I agree. But that conversation can't happen where appointments are restricted to 20-minute segments, and trust cannot be established within a system where patients are forcibly changed to different doctors / medical systems based on the business requirements of insurance companies.
The doctors I know (all ~10 I can think of off the top of my head) have left, or are trying to leave, direct patient care. They haven't been allowed to practice medicine, as so defined, for years.
(This is in the USA, by the way. If you live in a country with a different model, count your blessings and fight like hell to keep it.)
[Edit: Actually, two of my acquaintances included in the number above have switched (or thought about it - it's been a couple of years since I saw one of them, and I don't know if he pulled the trigger) to concierge care. Look it up, if you don't know what that means. It may be the last remaining rump of traditional medical practice, but it's not sustainable / scalable, and is arguably a prisoner's dilemma defection which hurts the system as a whole.]
And the frequency of visits. The recommended one visit every three years for 18-64 year olds isn't going to build much trust.
Pharma has shown itself untrustworthy too many times, and in general I don't trust big institutions with financial entanglements to have my best interest at heart.
I do have personal experience with some plant medicines being extremely effective at certain things. While most of the time it's hard to prove, some are so obvious that it makes me open to the possibility that the less obvious ones also may be helping. I use plant medicines all the time because they are free or cheap and relatively harmless like real food, in fact they often are food.
That said if I get in a car accident I will go to the hospital. It's not all or nothing.
Laymen also correctly have an intuition that the people doing these studies aren't entirely trustworthy. What they don't have is a clear picture of how much work goes into these studies, who's doing it, what their motivations are, etc.

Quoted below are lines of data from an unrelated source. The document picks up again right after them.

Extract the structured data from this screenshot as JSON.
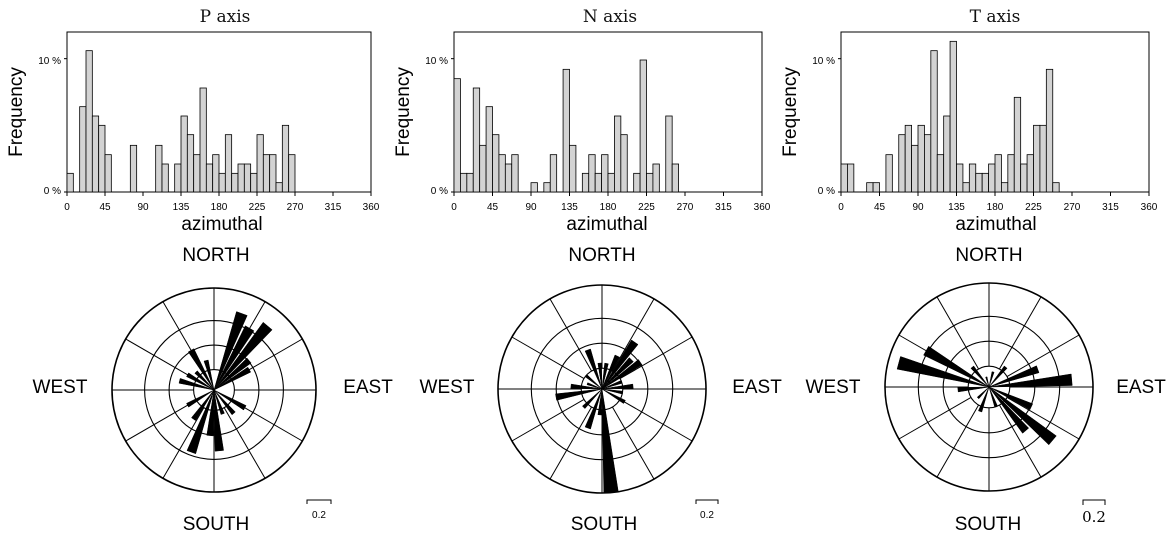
{
  "chart_data": [
    {
      "type": "bar",
      "title": "P axis",
      "xlabel": "azimuthal",
      "ylabel": "Frequency",
      "xlim": [
        0,
        360
      ],
      "ylim": [
        0,
        12
      ],
      "x_ticks": [
        "0",
        "45",
        "90",
        "135",
        "180",
        "225",
        "270",
        "315",
        "360"
      ],
      "y_ticks": [
        "0 %",
        "10 %"
      ],
      "bin_width_deg": 7.5,
      "bins": [
        [
          0,
          1.4
        ],
        [
          15,
          6.4
        ],
        [
          22.5,
          10.6
        ],
        [
          30,
          5.7
        ],
        [
          37.5,
          5.0
        ],
        [
          45,
          2.8
        ],
        [
          75,
          3.5
        ],
        [
          105,
          3.5
        ],
        [
          112.5,
          2.1
        ],
        [
          127.5,
          2.1
        ],
        [
          135,
          5.7
        ],
        [
          142.5,
          4.3
        ],
        [
          150,
          2.8
        ],
        [
          157.5,
          7.8
        ],
        [
          165,
          2.1
        ],
        [
          172.5,
          2.8
        ],
        [
          180,
          1.4
        ],
        [
          187.5,
          4.3
        ],
        [
          195,
          1.4
        ],
        [
          202.5,
          2.1
        ],
        [
          210,
          2.1
        ],
        [
          217.5,
          1.4
        ],
        [
          225,
          4.3
        ],
        [
          232.5,
          2.8
        ],
        [
          240,
          2.8
        ],
        [
          247.5,
          0.7
        ],
        [
          255,
          5.0
        ],
        [
          262.5,
          2.8
        ]
      ]
    },
    {
      "type": "bar",
      "title": "N axis",
      "xlabel": "azimuthal",
      "ylabel": "Frequency",
      "xlim": [
        0,
        360
      ],
      "ylim": [
        0,
        12
      ],
      "x_ticks": [
        "0",
        "45",
        "90",
        "135",
        "180",
        "225",
        "270",
        "315",
        "360"
      ],
      "y_ticks": [
        "0 %",
        "10 %"
      ],
      "bin_width_deg": 7.5,
      "bins": [
        [
          0,
          8.5
        ],
        [
          7.5,
          1.4
        ],
        [
          15,
          1.4
        ],
        [
          22.5,
          7.8
        ],
        [
          30,
          3.5
        ],
        [
          37.5,
          6.4
        ],
        [
          45,
          4.3
        ],
        [
          52.5,
          2.8
        ],
        [
          60,
          2.1
        ],
        [
          67.5,
          2.8
        ],
        [
          90,
          0.7
        ],
        [
          105,
          0.7
        ],
        [
          112.5,
          2.8
        ],
        [
          127.5,
          9.2
        ],
        [
          135,
          3.5
        ],
        [
          150,
          1.4
        ],
        [
          157.5,
          2.8
        ],
        [
          165,
          1.4
        ],
        [
          172.5,
          2.8
        ],
        [
          180,
          1.4
        ],
        [
          187.5,
          5.7
        ],
        [
          195,
          4.3
        ],
        [
          210,
          1.4
        ],
        [
          217.5,
          9.9
        ],
        [
          225,
          1.4
        ],
        [
          232.5,
          2.1
        ],
        [
          247.5,
          5.7
        ],
        [
          255,
          2.1
        ]
      ]
    },
    {
      "type": "bar",
      "title": "T axis",
      "xlabel": "azimuthal",
      "ylabel": "Frequency",
      "xlim": [
        0,
        360
      ],
      "ylim": [
        0,
        12
      ],
      "x_ticks": [
        "0",
        "45",
        "90",
        "135",
        "180",
        "225",
        "270",
        "315",
        "360"
      ],
      "y_ticks": [
        "0 %",
        "10 %"
      ],
      "bin_width_deg": 7.5,
      "bins": [
        [
          0,
          2.1
        ],
        [
          7.5,
          2.1
        ],
        [
          30,
          0.7
        ],
        [
          37.5,
          0.7
        ],
        [
          52.5,
          2.8
        ],
        [
          67.5,
          4.3
        ],
        [
          75,
          5.0
        ],
        [
          82.5,
          3.5
        ],
        [
          90,
          5.0
        ],
        [
          97.5,
          4.3
        ],
        [
          105,
          10.6
        ],
        [
          112.5,
          2.8
        ],
        [
          120,
          5.7
        ],
        [
          127.5,
          11.3
        ],
        [
          135,
          2.1
        ],
        [
          142.5,
          0.7
        ],
        [
          150,
          2.1
        ],
        [
          157.5,
          1.4
        ],
        [
          165,
          1.4
        ],
        [
          172.5,
          2.1
        ],
        [
          180,
          2.8
        ],
        [
          187.5,
          0.7
        ],
        [
          195,
          2.8
        ],
        [
          202.5,
          7.1
        ],
        [
          210,
          2.1
        ],
        [
          217.5,
          2.8
        ],
        [
          225,
          5.0
        ],
        [
          232.5,
          5.0
        ],
        [
          240,
          9.2
        ],
        [
          247.5,
          0.7
        ]
      ]
    }
  ],
  "rose_diagrams": [
    {
      "labels": {
        "north": "NORTH",
        "south": "SOUTH",
        "east": "EAST",
        "west": "WEST"
      },
      "scale_label": "0.2",
      "petals": [
        [
          20,
          0.8
        ],
        [
          30,
          0.7
        ],
        [
          40,
          0.82
        ],
        [
          50,
          0.45
        ],
        [
          60,
          0.4
        ],
        [
          120,
          0.35
        ],
        [
          140,
          0.3
        ],
        [
          160,
          0.25
        ],
        [
          175,
          0.6
        ],
        [
          185,
          0.45
        ],
        [
          200,
          0.65
        ],
        [
          215,
          0.35
        ],
        [
          240,
          0.3
        ],
        [
          285,
          0.35
        ],
        [
          300,
          0.3
        ],
        [
          315,
          0.25
        ],
        [
          330,
          0.45
        ],
        [
          345,
          0.3
        ]
      ]
    },
    {
      "labels": {
        "north": "NORTH",
        "south": "SOUTH",
        "east": "EAST",
        "west": "WEST"
      },
      "scale_label": "0.2",
      "petals": [
        [
          10,
          0.25
        ],
        [
          25,
          0.35
        ],
        [
          35,
          0.55
        ],
        [
          45,
          0.4
        ],
        [
          55,
          0.45
        ],
        [
          70,
          0.2
        ],
        [
          85,
          0.3
        ],
        [
          100,
          0.2
        ],
        [
          120,
          0.25
        ],
        [
          175,
          1.0
        ],
        [
          185,
          0.25
        ],
        [
          200,
          0.4
        ],
        [
          225,
          0.25
        ],
        [
          260,
          0.45
        ],
        [
          275,
          0.3
        ],
        [
          290,
          0.15
        ],
        [
          310,
          0.2
        ],
        [
          340,
          0.4
        ],
        [
          355,
          0.25
        ]
      ]
    },
    {
      "labels": {
        "north": "NORTH",
        "south": "SOUTH",
        "east": "EAST",
        "west": "WEST"
      },
      "scale_label": "0.2",
      "petals": [
        [
          15,
          0.15
        ],
        [
          40,
          0.25
        ],
        [
          70,
          0.5
        ],
        [
          85,
          0.8
        ],
        [
          115,
          0.45
        ],
        [
          130,
          0.8
        ],
        [
          140,
          0.55
        ],
        [
          160,
          0.2
        ],
        [
          200,
          0.25
        ],
        [
          225,
          0.15
        ],
        [
          265,
          0.3
        ],
        [
          285,
          0.9
        ],
        [
          300,
          0.7
        ],
        [
          320,
          0.25
        ],
        [
          345,
          0.1
        ]
      ]
    }
  ]
}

In my opinion studies when they can, should record videos of all data and make it publicly available online. Watching somebody do 1,000 hours of research is more proof-of-work to lay-people than some semi-coherent summary-for-a-layperson article.
I don’t think that studies are bunk because of corporate money, I think they are bunk because of how many studies I read. I am not a very fun person so when I see news reports about studies, I try to look them up. I find it more peaceful than memes or celebrity events. Think “coffee is good/bad for you again” style studies we read about daily.
These studies always suck. Ok, maybe 90% if I’m not being hyperbolic. It’s small sample sizes sure, but it’s also faulty logic, unsupported claims from evidence, lack of looking for alternatives, lack of ruling out confounding factors. And don’t get me started on soft-science an arts theses, I don’t have time.
I know that science moves forward mostly in millimeters, and I would agree that we have more and better scientific knowledge now than we have had in the past. But it certainly isn’t for the amount of publish-or-perish, p-hacking, storytelling, or outright fabrication.
The most interesting papers are not going to get popular press releases because they are so many steps removed from the context that lay people understand. They can understand "coffee good/bad." They can't understand anything about the stories we are actually telling at the bleeding edge of a field, because even our undergrads working in our labs on these projects can scarcely understand them. Second year grad students struggle to understand them. How can a science journalist who only has a bs from communications department, or the lay public, possibly understand?
So, they don't reach for those papers when they seek to write articles for engagement. And the lay public doesn't learn the state of the art, and assumes the worst of the field from what they do read about.
This is the crux of it all. People want something to trust. If scientific institutions do not fuflill this role, peoppe migrate to pseudoscience, religion, pop stars, anything they can find. People will choose anything they can find to trust over remaining a sskeptic. Becsuse being a skeptic is a cognitive load that most are not really taught how to handle. It breeds anxiety, stress in people and causes/compound health/emotional issues that sometimes can then be solved better by supplying a lie to lower the anxiety and stress.